New natural molecule better than morphine to be tested on humans

Opiorphin represents a new class of potent and safe painkiller.

A new molecule, opiorphin, that treats pain as effectively as morphine without the serious side effects has been discovered by Catherine Rougeot, Director of Research at Institut Pasteur.

Researchers from Paris-Sud University and Inserm, founding members of Université Paris-Saclay, looked into the benefits of opiorphin in a postoperative animal pain model, in collaboration with the Institut Gustave Roussy, Bicêtre Hospital in Paris, and the Institut Pasteur.

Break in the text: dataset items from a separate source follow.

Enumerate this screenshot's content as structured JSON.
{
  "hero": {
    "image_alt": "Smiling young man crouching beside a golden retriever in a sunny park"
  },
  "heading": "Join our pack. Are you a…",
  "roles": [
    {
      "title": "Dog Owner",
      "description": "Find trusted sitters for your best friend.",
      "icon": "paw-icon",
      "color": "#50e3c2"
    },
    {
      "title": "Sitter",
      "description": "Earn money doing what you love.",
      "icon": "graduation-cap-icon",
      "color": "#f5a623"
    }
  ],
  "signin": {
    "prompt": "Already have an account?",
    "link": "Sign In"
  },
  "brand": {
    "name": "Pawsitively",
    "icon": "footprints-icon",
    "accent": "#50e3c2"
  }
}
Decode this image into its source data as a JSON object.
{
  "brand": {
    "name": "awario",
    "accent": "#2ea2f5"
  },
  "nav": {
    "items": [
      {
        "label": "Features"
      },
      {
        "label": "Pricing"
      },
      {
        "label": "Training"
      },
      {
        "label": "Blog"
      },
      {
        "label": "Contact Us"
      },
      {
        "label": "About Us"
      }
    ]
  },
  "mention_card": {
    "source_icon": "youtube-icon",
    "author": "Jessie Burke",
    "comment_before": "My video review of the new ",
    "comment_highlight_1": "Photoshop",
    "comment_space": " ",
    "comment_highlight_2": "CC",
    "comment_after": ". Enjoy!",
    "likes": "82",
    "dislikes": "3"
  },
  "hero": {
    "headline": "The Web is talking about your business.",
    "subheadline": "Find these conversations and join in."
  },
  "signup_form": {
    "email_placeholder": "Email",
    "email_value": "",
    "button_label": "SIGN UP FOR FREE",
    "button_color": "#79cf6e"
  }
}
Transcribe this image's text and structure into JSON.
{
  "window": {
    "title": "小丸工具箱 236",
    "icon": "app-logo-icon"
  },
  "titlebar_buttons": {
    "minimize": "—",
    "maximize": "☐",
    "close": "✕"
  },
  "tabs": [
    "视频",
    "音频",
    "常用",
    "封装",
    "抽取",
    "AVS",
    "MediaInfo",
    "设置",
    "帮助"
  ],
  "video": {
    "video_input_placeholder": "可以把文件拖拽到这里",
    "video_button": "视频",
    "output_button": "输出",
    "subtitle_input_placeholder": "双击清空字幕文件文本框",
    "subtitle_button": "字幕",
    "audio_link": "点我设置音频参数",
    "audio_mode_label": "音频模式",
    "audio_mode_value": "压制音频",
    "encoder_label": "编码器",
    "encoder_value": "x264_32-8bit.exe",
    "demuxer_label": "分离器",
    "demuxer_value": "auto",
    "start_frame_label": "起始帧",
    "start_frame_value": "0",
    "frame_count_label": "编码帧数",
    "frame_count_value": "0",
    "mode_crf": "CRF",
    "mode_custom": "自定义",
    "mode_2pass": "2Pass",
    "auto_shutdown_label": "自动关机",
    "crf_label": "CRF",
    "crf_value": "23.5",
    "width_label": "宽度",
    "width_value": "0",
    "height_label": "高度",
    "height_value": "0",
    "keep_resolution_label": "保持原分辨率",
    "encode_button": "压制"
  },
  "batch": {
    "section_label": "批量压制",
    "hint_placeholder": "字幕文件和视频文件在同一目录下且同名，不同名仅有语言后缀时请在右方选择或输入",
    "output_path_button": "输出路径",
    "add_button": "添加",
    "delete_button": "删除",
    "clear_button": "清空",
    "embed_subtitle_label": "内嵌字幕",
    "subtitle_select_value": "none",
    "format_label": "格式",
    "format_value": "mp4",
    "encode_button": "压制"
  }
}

They found that opiorphin, a peptide naturally produced by our body, avoids the most feared effect of morphine; respiratory failure due to a lack of stimulation to breathe, causing death.

Opiorphin has already been proven to avoid dependence and constipation, but unlike morphine – which is fixed to multiple receptors in the body and multiplies the risks of side effects – opiorphin only acts where there’s a painful stimulus. Indeed Opiorphin prevents the degradation of our natural morphine, enkephalins.

The new molecule also showed no adverse effect on the respiratory rate, oxygen saturation, arterial pressure or heart rate.

“Relieving pain after surgery is as essential as it is delicate,” says Dr Philippe Sitbon from Paris-Sud University. “Morphine and its derivatives are the most powerful pain-killers used today, but tolerance can set in quickly. A classic solution is to increase the dosage and therefore the side effects associated with the drug, like serious breathing problems that can lead to death, confusion, somnolence, nausea, vomiting, and constipation.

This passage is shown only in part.